Abdallah me parle de ses « fiancées ». Il en a une à Tombouctou et deux à Mopti, mais aucune ne serait au courant de l’existence des autres. Tout doit être fait en cachette du père de la fille, car si ce dernier découvre qu’elle couche avec un garçon avant le mariage, « il la battra ». Plus tard, une fois mariée, la femme qui est reconnue coupable d’adultère sera battue de même par son mari ; et adultère ou pas, nulle femme ne peut jamais demander le divorce.

– Et si une femme découvre que son mari la trompe ?
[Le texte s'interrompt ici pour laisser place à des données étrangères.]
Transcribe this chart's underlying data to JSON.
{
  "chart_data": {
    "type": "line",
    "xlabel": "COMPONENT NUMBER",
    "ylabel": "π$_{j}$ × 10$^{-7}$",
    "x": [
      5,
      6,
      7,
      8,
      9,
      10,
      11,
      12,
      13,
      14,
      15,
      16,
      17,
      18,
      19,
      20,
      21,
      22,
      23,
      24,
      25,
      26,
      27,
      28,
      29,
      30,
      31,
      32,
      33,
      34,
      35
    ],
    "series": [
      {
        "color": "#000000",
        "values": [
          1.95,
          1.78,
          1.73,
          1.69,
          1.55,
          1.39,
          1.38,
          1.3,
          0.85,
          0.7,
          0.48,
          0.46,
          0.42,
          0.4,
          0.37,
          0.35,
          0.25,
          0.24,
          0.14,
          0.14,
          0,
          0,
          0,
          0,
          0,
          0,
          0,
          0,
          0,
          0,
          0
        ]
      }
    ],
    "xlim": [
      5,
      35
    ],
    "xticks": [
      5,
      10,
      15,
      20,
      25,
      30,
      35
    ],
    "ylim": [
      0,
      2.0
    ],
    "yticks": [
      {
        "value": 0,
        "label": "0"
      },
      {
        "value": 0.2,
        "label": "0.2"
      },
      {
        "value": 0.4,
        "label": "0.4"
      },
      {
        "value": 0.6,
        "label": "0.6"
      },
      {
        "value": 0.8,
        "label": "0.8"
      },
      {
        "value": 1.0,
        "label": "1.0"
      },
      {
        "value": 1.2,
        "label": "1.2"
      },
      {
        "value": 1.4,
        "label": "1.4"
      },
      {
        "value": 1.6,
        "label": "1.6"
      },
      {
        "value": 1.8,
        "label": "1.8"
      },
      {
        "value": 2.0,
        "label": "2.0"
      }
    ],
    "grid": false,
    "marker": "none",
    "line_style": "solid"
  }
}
– Elle ira pleurer chez ses parents. Là-bas, un ami du mari viendra la consoler, et lui dire de rentrer au foyer.

– Et si elle refuse ?

– Comment ça, refuser ? Elle est obligée de rentrer au foyer !

 

A ce moment-là, je suis pris d’une sorte de ferveur pro-féministe que je ne me serais pas soupçonnée. Je suis sur le point de m’emporter, de « rappeler » à Abdallah que seuls quelques rares pays arriérés dans le monde continuent de traiter leurs femmes comme des bêtes ; mais je me tais. Le jeune garçon (18 ans) a quitté l’école très tôt, il ne sait ni lire ni écrire. Puis-je le blâmer pour son ignorance ? Et d’ailleurs, la condition de la femme était-elle vraiment plus enviable il y a un siècle à peine dans les bastions de la parité d’aujourd’hui ? Changement de sujet de conversation.

 

Dans la rue, la pleine lune braque sur moi son projecteur. « Toubab, toubab ! » , « le Blanc ! » ; comme un électrochoc à chaque fois.

 

Selon la mère d’Abdallah – alhemdolillah ! – Tombouctou ne compte pas non plus de fous. On ne peut donc pas ranger dans cette catégorie l’individu que nous rencontrons ce soir-là, un homme assis par terre jambes tendues devant lui et ventre nu, qui nous informe – entre autres – qu’il m’a déjà croisé dans le futur, et qu’il se trouve être à la fois la mère de René Caillais — le grand explorateur — et le frère d’Adolf Hitler.